Tuesday 24 August 2010

Understanding, rationality and reasons

As a postscript to my last post, I notice that Richard Gipps has a further entry which questions a very close link - I may have been more explicitly keen to make in the pub than in print - between understanding and rationality. This link is called into question especially in cases of psychopathology where the idea of understanding an action or utterance being a matter of placing something in a rational pattern can seem to be put under threat. He comments:

Whilst one of the aims of understanding might be rational comprehension... what about other such forms - such as making something empathically intelligible, or symbolically (in the psychoanalytic - displaced association - sense) or emblematically (in the phenomenological - ontical emblem of an ontological disturbance - sense) intelligible? Might these not still be available to us - when we are trying to make sense of psychotic delusion - even when the project of rendering a delusion rationally intelligible has given out? Might not the equation of rationality with understanding amount to a prejudice of analytical philosophy, rather exclusively concerned as it is with rational argument; might we not have here a kind of illicit projection of philosophy's own methods back onto its subject matter, and an exclusive if unwitting focus on its own parochial concerns?

He then goes on to say two further things. First, rational judgements cannot be limited to those ‘supportable by reasons - as something which could be justified’ because judgements, such as inductive judgements, can exemplify rationality without being justified eg. by a claim about things carrying on in the same way. Second, there are a variety of cases where ‘understanding’ seems right but ‘rational’ is odder such as musical understanding or the understanding of a practical technique.

Now there is a substantial philosophical literature on reasons with which I’m insufficiently familiar. (Funny how in philosophy there can be a debate which is adjacent to one’s own concerns but can seem very strange and unfamiliar.) But this is what I’d say over a pint (if not be rash enough to write down).

First, although familiar regress arguments suggest a limit to the hierachy of reasons that might be involved in empirical judgement (it isn’t ‘turtles all the way down’, eg.), it would be odd to think of individual inductive judgements as not supportable by reasons: the particular reasons are what, in particular, has been observed in the past. (To take Hume’s example, I may judge that this loaf of bread will be nourishing, rather than mere supermaket cotton wool, because this is what I have found in the past, even if I do not need to add that correlations that have held in the past will hold in the future.) So I think I am happier with the connection between rationality and being supportable by reasons than Richard thinks I ought to be. What we need to beware of is a view in which there is always something more to be said for how a reason is a reason for something, a move to a higher level principle (such as that correlations that have held in the past will hold in the future). In both inductive and deductive cases that certainly looks to cause problems.

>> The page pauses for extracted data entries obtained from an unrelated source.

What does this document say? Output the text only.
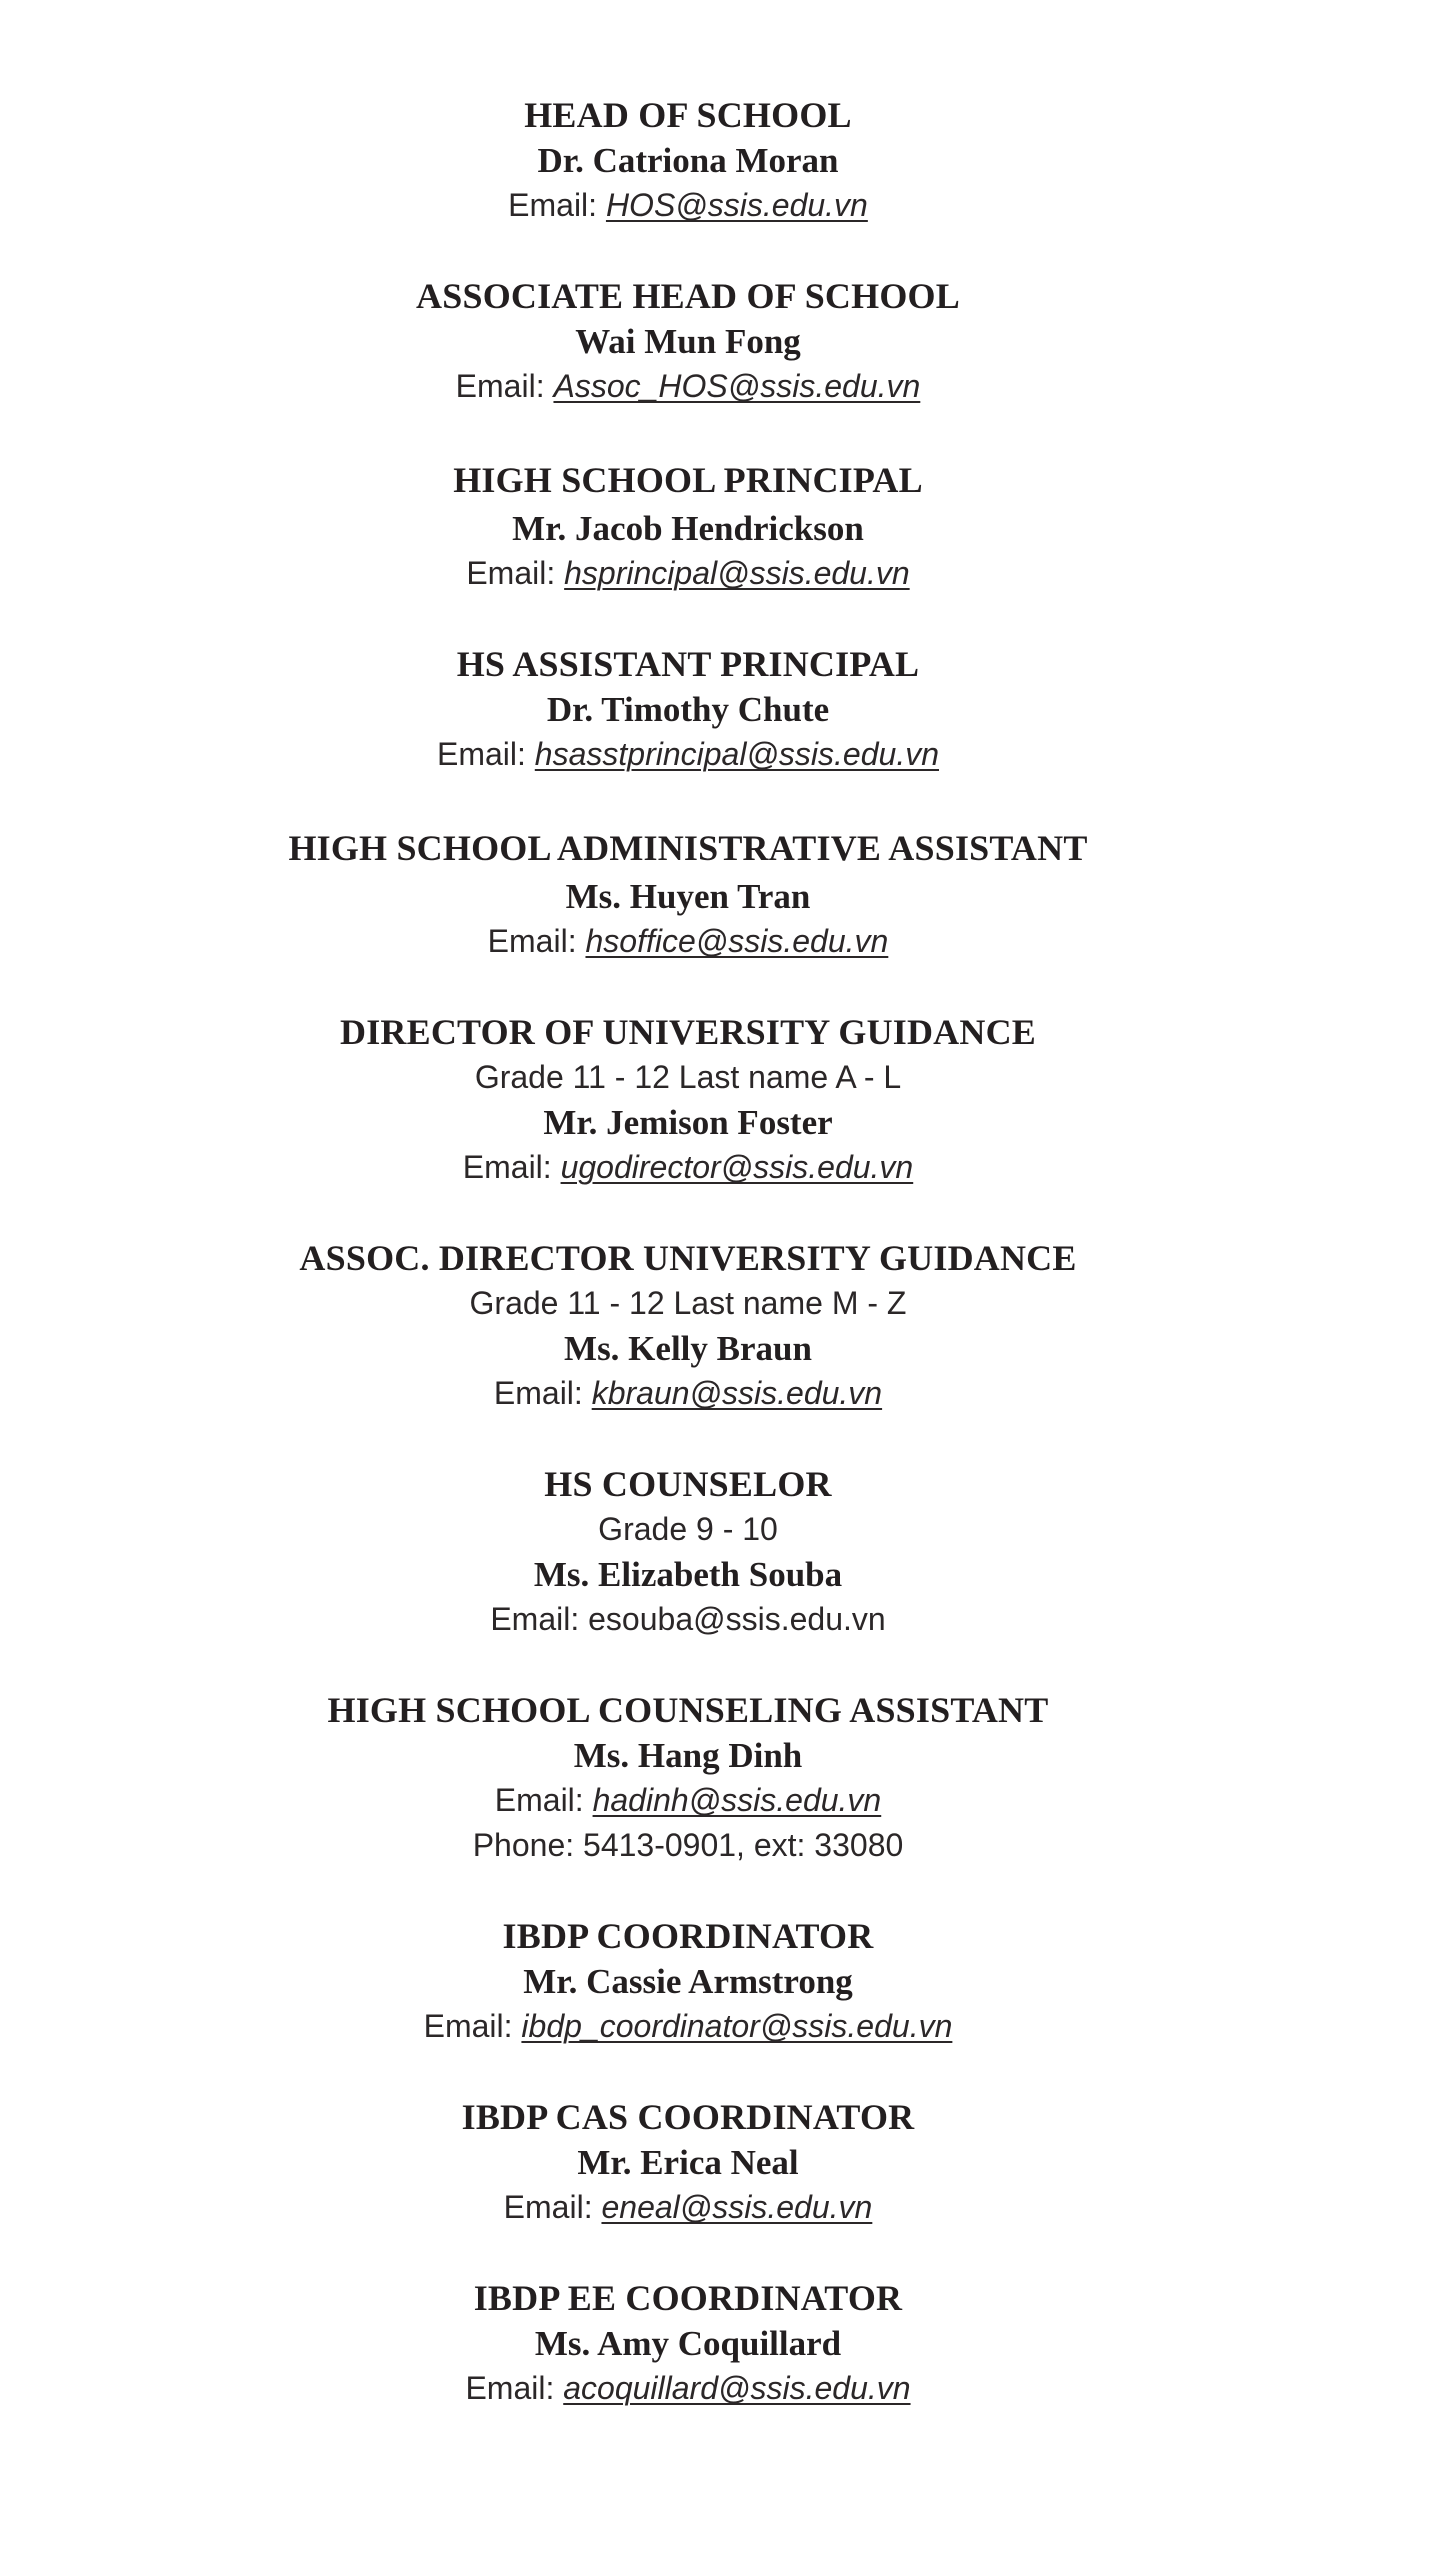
HEAD OF SCHOOL
Dr. Catriona Moran
Email: HOS@ssis.edu.vn
ASSOCIATE HEAD OF SCHOOL
Wai Mun Fong
Email: Assoc_HOS@ssis.edu.vn
HIGH SCHOOL PRINCIPAL
Mr. Jacob Hendrickson
Email: hsprincipal@ssis.edu.vn
HS ASSISTANT PRINCIPAL
Dr. Timothy Chute
Email: hsasstprincipal@ssis.edu.vn
HIGH SCHOOL ADMINISTRATIVE ASSISTANT
Ms. Huyen Tran
Email: hsoffice@ssis.edu.vn
DIRECTOR OF UNIVERSITY GUIDANCE
Grade 11 - 12 Last name A - L
Mr. Jemison Foster
Email: ugodirector@ssis.edu.vn
ASSOC. DIRECTOR UNIVERSITY GUIDANCE
Grade 11 - 12 Last name M - Z
Ms. Kelly Braun
Email: kbraun@ssis.edu.vn
HS COUNSELOR
Grade 9 - 10
Ms. Elizabeth Souba
Email: esouba@ssis.edu.vn
HIGH SCHOOL COUNSELING ASSISTANT
Ms. Hang Dinh
Email: hadinh@ssis.edu.vn
Phone: 5413-0901, ext: 33080
IBDP COORDINATOR
Mr. Cassie Armstrong
Email: ibdp_coordinator@ssis.edu.vn
IBDP CAS COORDINATOR
Mr. Erica Neal
Email: eneal@ssis.edu.vn
IBDP EE COORDINATOR
Ms. Amy Coquillard
Email: acoquillard@ssis.edu.vn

Second, it does seem to me to be natural to say in many, at least, aesthetic cases as well as practical cases that there are reasons in play (in the latter case, as in fact Richard himself suggests). So one moves the plaster like this! in order to produce this! effect. It must be mixed to this! degree of moistness for the final result to dry like this! But also if one understands why this! is the right musical coda then, perhaps, one can contrast it with this! chord. (I am drawn to the idea that aesthetic appreciation is always a matter of understanding and thus always a matter where reasons are in play but I realise that there are cases – eg Rothko - which challenge this because of the paucity of the available reasons.) Anyway, if one’s understanding is supportable by reasons it seems natural to say it is a species of rational understanding. (What blocks that may be the thought that rationality has to be apportioned to Spock and not Bones whilst affective responses belong to Bones but not Spock. No, rationality embraces both and so belongs to Kirk!)

But why think that the link understanding and rationality applies generally in the first place? Two reasons: there is Davidson’s argument for the link based on the idea of radical interpretation. That argument has come under fire from two important directions (that principles other than the principle of charity are sufficient for understanding; and that the assumption of rationality is undermined by empirical considerations). But my hunch is that, providing that the link is not thought of as reductive (so that we are owed an account of rationality in interpretation-independent terms), those can be accommodated even if that reduces the explanatory link we might have thought to find in Davidson.

Second, I am persuaded by the idea that intentional states are normative. The Brandomian idea of undertaking commitments seems helpful. And thus charting intentional states and their expression is charting a normative network of reasons.